# Class 3 - Linear regression

## The model

Linear models are widely used and form the foundation of many advanced non-linear techniques such as support vector machines and neural networks. You propably have seen an image depicting linear regression already:

In [None]:
import numpy as np
import matplotlib.pyplot as plt
from sklearn import datasets, model_selection, linear_model, metrics

In [None]:
n = 30
beta = 3

x = 4*np.random.random(n)
eps = 2*np.random.random(n)-1
y = x*beta + eps

plt.plot(x,y,'ob',[0,4],[0,4*beta],'r')
plt.show()

Consider $\mathcal{X} = ℝ^d$ and $\mathcal{Y} = ℝ$. For linear regression, we assume that the data are of the form $$y \approx \sum_{i=1}^d β_i x^{(i)} + β_0.$$ Hence, we choose the hypothesis as the class of affine functions: $$\{x\mapsto \langleβ,x\rangle + β_0 \;\vert\; β_0,…,β_d ∈ℝ\}.$$

Usually, it is more convenient to incorporate the bias $β_0$ into the variables $β$ as well. To do so, denote $x_0 = 1$ and consider instead $\mathcal{X} = ℝ^{d+1}$ with $x = (1,x^{(i)},…,x^{(i)})$. We will do so implicitly and hence will work with the hypothesis class of linear functions instead:
$$\mathcal{F} = \{x\mapsto \langleβ,x\rangle \;\vert\; β∈ℝ^{d+1}\}$$

Which loss function should we choose? It is common to consider one of the following two:
- squared error (OLS) $L(y,y') = (y−y')^2$
- absolute value loss function $L(y,y') = |y−y'|$

Don't use whatever loss function comes to your mind if there is no need for it! Stay with the well-known choices.

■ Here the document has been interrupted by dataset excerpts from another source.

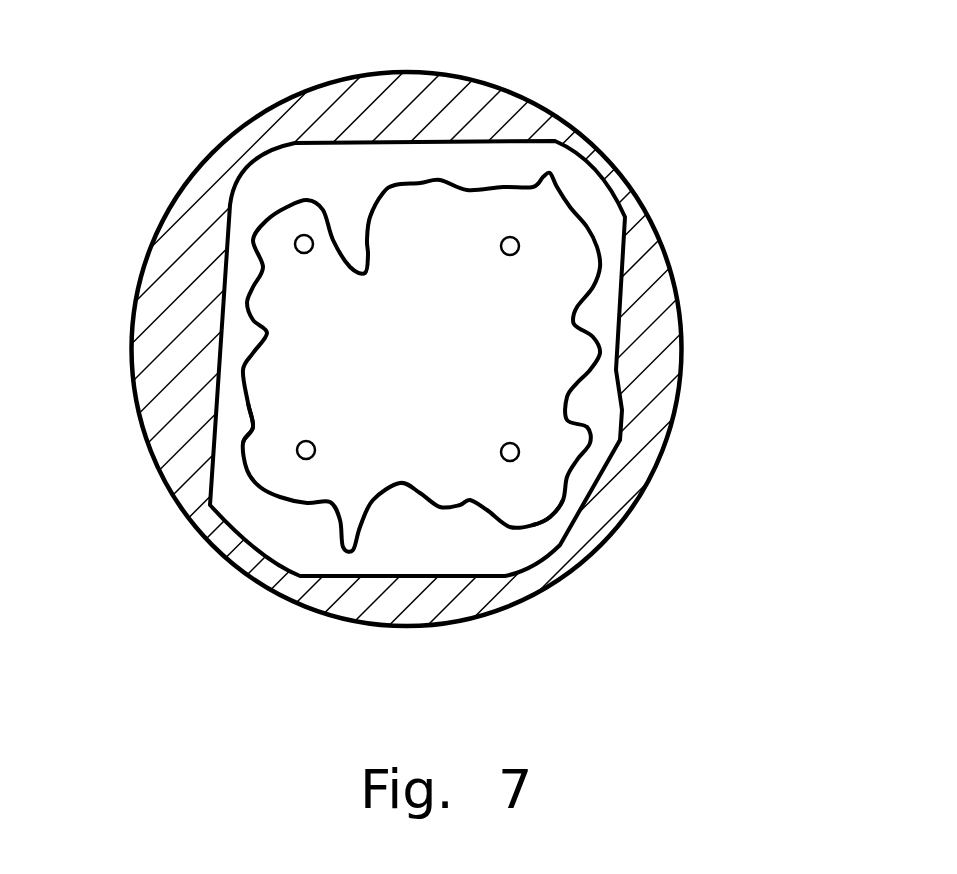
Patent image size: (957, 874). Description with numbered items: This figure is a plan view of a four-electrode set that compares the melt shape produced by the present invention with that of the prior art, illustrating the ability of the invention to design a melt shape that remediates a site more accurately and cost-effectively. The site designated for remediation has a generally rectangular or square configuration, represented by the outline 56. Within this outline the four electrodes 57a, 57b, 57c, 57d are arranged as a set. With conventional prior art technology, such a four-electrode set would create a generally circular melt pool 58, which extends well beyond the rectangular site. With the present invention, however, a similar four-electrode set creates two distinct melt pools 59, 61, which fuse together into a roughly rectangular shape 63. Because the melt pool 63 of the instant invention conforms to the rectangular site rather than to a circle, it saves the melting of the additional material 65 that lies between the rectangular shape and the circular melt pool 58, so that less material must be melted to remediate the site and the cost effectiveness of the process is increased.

The outline 56 is at (547, 517).
The electrode 57a is at (300, 462).
The electrode 57b is at (298, 240).
The electrode 57c is at (517, 237).
The electrode 57d is at (512, 463).
The circular melt pool 58 is at (678, 293).
The melt pool 59 is at (273, 427).
The melt pool 61 is at (530, 325).
The rectangular melt pool shape 63 is at (630, 210).
The additional material 65 is at (450, 103).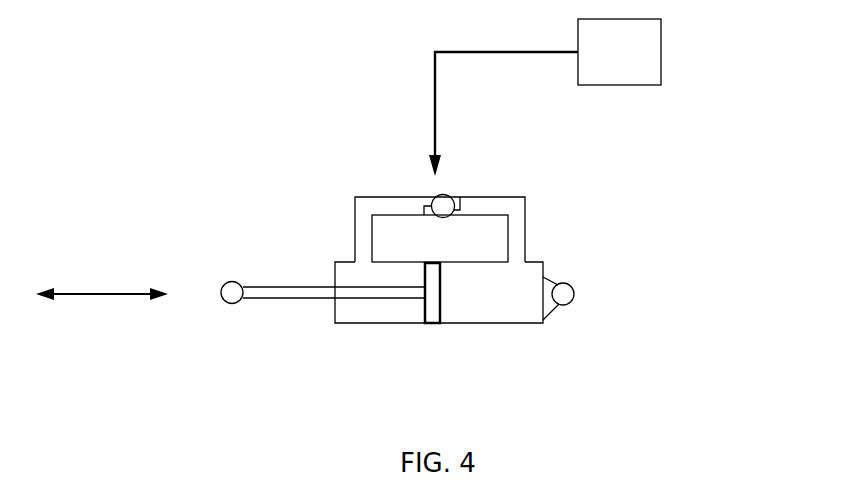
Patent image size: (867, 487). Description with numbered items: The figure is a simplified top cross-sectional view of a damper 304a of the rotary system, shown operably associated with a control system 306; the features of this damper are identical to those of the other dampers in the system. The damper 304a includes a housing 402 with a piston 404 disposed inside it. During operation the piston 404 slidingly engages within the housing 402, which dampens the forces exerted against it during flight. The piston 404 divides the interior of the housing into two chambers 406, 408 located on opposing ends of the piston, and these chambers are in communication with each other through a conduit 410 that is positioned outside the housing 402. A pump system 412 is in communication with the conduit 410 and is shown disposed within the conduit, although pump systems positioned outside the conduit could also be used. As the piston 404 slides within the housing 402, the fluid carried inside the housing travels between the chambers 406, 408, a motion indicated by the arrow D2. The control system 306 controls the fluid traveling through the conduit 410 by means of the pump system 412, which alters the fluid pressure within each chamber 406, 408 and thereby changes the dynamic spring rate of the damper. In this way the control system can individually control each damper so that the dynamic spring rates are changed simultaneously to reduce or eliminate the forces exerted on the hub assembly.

The damper 304a is at (262, 100).
The control system 306 is at (661, 43).
The housing 402 is at (334, 310).
The piston 404 is at (428, 325).
The chamber 406 is at (355, 274).
The chamber 408 is at (512, 287).
The conduit 410 is at (355, 218).
The pump system 412 is at (436, 196).
The arrow D2 is at (95, 295).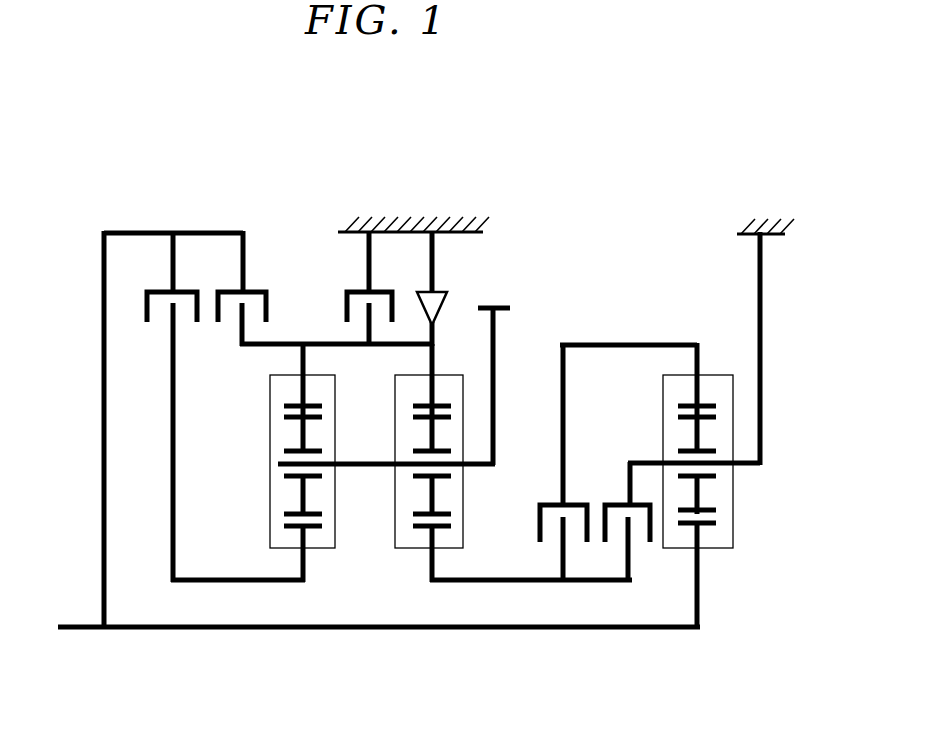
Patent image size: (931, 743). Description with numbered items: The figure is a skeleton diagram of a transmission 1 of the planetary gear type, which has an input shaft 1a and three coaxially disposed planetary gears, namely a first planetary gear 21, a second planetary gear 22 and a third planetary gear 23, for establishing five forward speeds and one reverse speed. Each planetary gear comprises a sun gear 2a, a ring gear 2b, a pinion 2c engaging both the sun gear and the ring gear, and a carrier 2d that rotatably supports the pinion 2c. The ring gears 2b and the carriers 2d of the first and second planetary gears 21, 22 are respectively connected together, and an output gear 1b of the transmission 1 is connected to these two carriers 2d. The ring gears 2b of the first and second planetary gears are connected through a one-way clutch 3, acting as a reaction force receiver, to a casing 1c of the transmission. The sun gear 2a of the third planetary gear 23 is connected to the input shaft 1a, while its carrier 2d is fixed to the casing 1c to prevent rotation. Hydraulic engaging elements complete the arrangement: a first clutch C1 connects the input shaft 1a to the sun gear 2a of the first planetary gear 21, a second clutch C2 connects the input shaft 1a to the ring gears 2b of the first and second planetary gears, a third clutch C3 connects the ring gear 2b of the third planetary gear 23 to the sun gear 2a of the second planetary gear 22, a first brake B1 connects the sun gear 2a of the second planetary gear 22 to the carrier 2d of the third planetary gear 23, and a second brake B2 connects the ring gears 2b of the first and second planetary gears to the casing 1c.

The transmission 1 is at (110, 225).
The input shaft 1a is at (141, 630).
The output gear 1b is at (510, 307).
The casing 1c is at (432, 226).
The sun gear 2a is at (300, 530).
The ring gear 2b is at (292, 406).
The pinion 2c is at (298, 490).
The carrier 2d is at (355, 462).
The first planetary gear 21 is at (340, 535).
The second planetary gear 22 is at (480, 535).
The third planetary gear 23 is at (733, 384).
The one-way clutch 3 is at (445, 306).
The first brake B1 is at (616, 505).
The second brake B2 is at (347, 308).
The first clutch C1 is at (148, 305).
The second clutch C2 is at (266, 305).
The third clutch C3 is at (548, 505).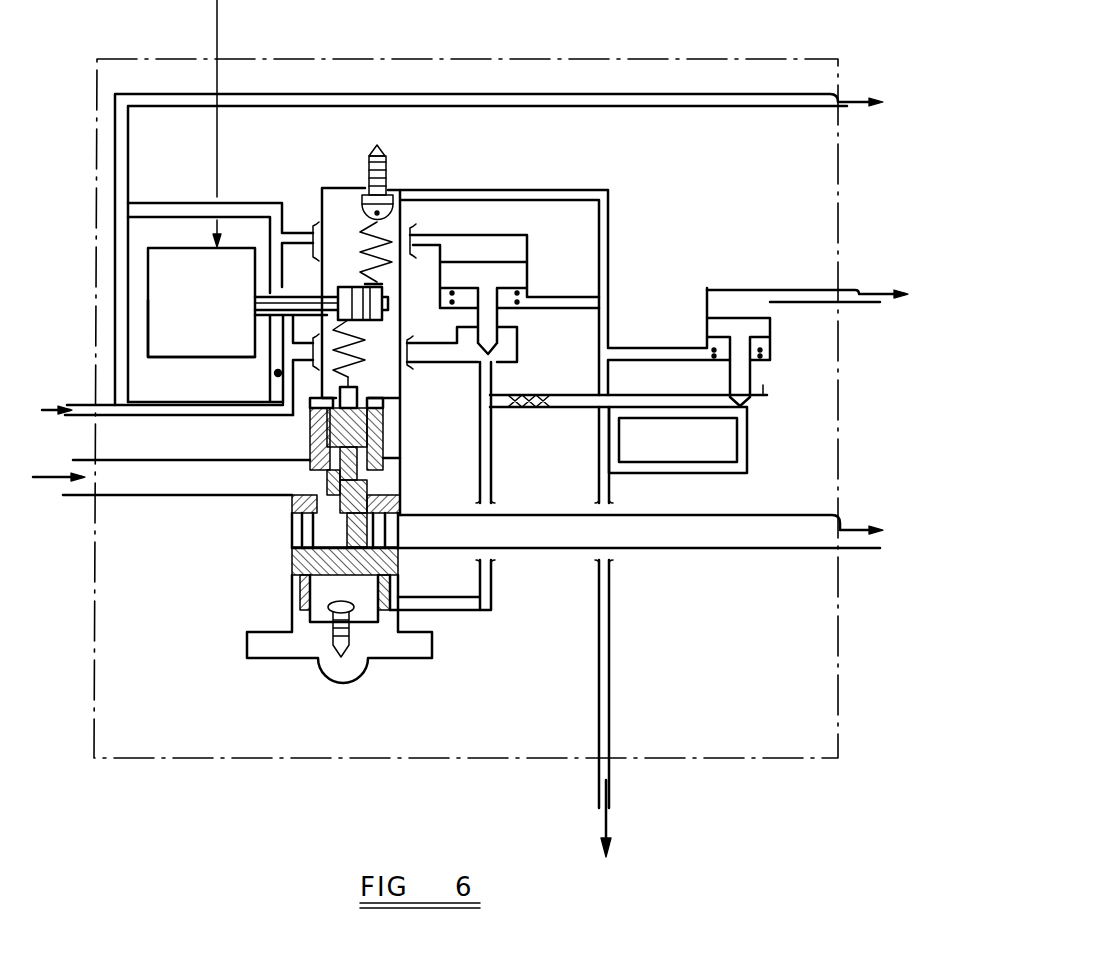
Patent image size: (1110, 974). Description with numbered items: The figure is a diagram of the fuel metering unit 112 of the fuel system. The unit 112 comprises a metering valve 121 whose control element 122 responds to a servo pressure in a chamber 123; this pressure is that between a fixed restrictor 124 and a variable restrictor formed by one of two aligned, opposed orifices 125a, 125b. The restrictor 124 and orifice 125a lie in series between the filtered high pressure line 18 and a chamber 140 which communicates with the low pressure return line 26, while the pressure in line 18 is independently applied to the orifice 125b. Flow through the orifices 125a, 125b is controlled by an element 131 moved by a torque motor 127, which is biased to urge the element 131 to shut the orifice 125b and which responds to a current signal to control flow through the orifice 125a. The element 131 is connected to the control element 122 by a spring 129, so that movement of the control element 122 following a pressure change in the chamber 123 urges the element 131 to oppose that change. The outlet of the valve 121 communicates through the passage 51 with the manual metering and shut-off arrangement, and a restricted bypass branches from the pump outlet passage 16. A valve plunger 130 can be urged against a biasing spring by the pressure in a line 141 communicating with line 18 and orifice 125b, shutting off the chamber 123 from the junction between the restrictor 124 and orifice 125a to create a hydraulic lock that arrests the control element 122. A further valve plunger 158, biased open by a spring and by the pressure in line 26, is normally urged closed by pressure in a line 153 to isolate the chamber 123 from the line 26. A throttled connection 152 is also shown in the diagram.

The pump outlet passage 16 is at (72, 487).
The filtered high pressure line 18 is at (830, 94).
The low pressure return line 26 is at (612, 780).
The passage 51 is at (842, 528).
The fuel metering unit 112 is at (218, 732).
The metering valve 121 is at (322, 514).
The control element 122 is at (353, 445).
The chamber 123 is at (365, 605).
The fixed restrictor 124 is at (276, 374).
The orifice 125a is at (273, 318).
The orifice 125b is at (273, 287).
The torque motor 127 is at (188, 248).
The spring 129 is at (360, 367).
The valve plunger 130 is at (515, 278).
The element 131 is at (257, 300).
The chamber 140 is at (335, 208).
The line 141 is at (415, 240).
The throttle / filter line 152 is at (530, 408).
The line 153 is at (855, 290).
The valve plunger 158 is at (758, 328).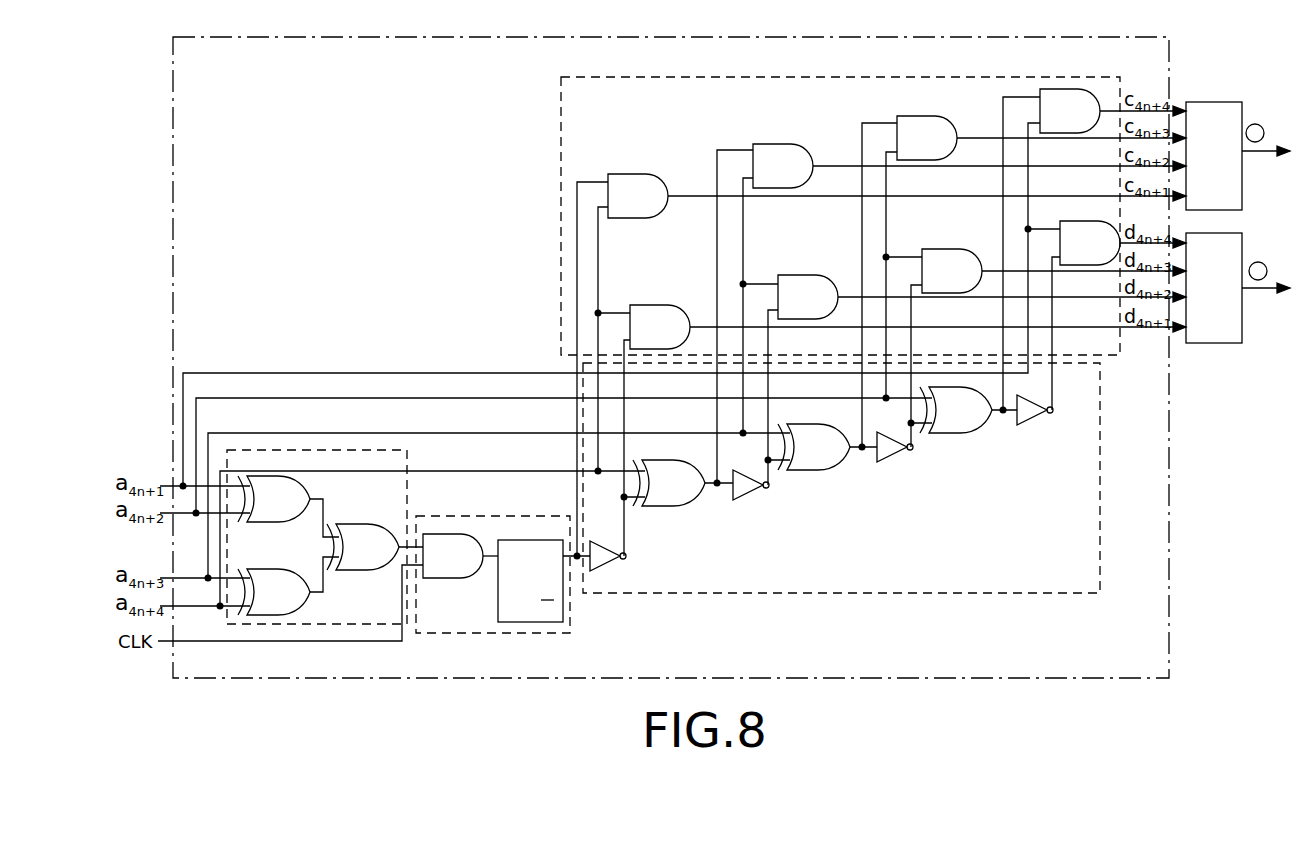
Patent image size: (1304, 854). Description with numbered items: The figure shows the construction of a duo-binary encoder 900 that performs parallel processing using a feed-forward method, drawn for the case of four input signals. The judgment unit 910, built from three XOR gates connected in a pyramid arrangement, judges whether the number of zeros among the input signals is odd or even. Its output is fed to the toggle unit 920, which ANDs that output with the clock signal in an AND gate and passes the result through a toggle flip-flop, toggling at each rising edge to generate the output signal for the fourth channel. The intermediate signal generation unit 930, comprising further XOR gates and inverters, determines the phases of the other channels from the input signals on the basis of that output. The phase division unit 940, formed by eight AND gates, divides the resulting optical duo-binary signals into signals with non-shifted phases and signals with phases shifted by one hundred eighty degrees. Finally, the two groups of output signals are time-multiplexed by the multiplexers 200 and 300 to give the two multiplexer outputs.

The duo-binary encoder 900 is at (665, 37).
The judgment unit 910 is at (310, 624).
The toggle unit 920 is at (490, 516).
The intermediate signal generation unit 930 is at (1100, 478).
The phase division unit 940 is at (855, 77).
The multiplexer 200 is at (1215, 101).
The multiplexer 300 is at (1220, 343).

Denote $X = (x_i^{(j)})_{i,j}$ the matrix with rows given by $x_1,…,x_n$. Then, we and up with the following problem: Find $\operatorname{argmin}_{h∈\mathcal{F}} \hat{R}(h)$ or more explicitely
* $\operatorname{argmin}\{ \frac{1}{n} \sum_{i=1}^n (y_i − \langleβ,x_i\rangle)^2 \;\vert\; β∈ℝ^d\} = \operatorname{argmin}\frac{1}{n} \|Xβ−y\|_2^2$, resp.
* $\operatorname{argmin}\{ \frac{1}{n} \sum_{i=1}^n |y_i − \langleβ,x_i\rangle| \;\vert\; β∈ℝ^d\} = \operatorname{argmin}\frac{1}{n} \|Xβ−y\|_1$

Advantages:
- Easy to understand model
- Scale well on large datasets
- Work well with sparse data
- Quite stable for small changes in the input data
- Rarely overfits (low variance)


Disadvantages:
- Linear model might not represent the truth
- Tend to underfit (high bias)
- Cannot treat well strongly correlated features e.g. $x_1 = −x_2$

## The algorithm - by foot

We will present the algorithms on the Boston house price data set from scikit-learn. Throughout the whole part we will use the squared error.

In [None]:
boston = datasets.load_boston()

print(boston.DESCR)

In [None]:
print(boston.data.shape)
print(boston.target.shape)

In [None]:
x, y = boston.data, boston.target
y = y.reshape((y.shape[0], 1))

### Preparation of data

In general it is a bad idea to adhoc start with your machine learning algorithm. Instead we should first take care of the data.

#### Shuffling

Usually, data are not generated from an i.i.d. source as we always assume. Instead, the samples might be time-dependent without us noticing or are correlated in some other way among each other. Hence, it is always a good idea to shuffle them before usage.

In [None]:
def shuffle(x, y):
    z = np.hstack((x, y))
    np.random.shuffle(z)
    return np.hsplit(z, [x.shape[1]])

x, y = shuffle(x, y)

#### Normalization

There is a need to normalize all features to let them live on the same scale, called feature scaling. In the special case of linear regression this is usually not needed. Though, some implementations of linear regression might still profit from data being not too large. Other algorithms cannot be run without normalization. Normalization usually means
$$x_{new} = \frac{x_{old}−x_{mean}}{x_{sd}}$$
and
$$y_{new} = y_{old} − y_{mean}.$$
Make sure that as soon as you normalized your data, you have to do the reverse once you want to interpret your results! For sake of an easier presentation, we omit normalization here.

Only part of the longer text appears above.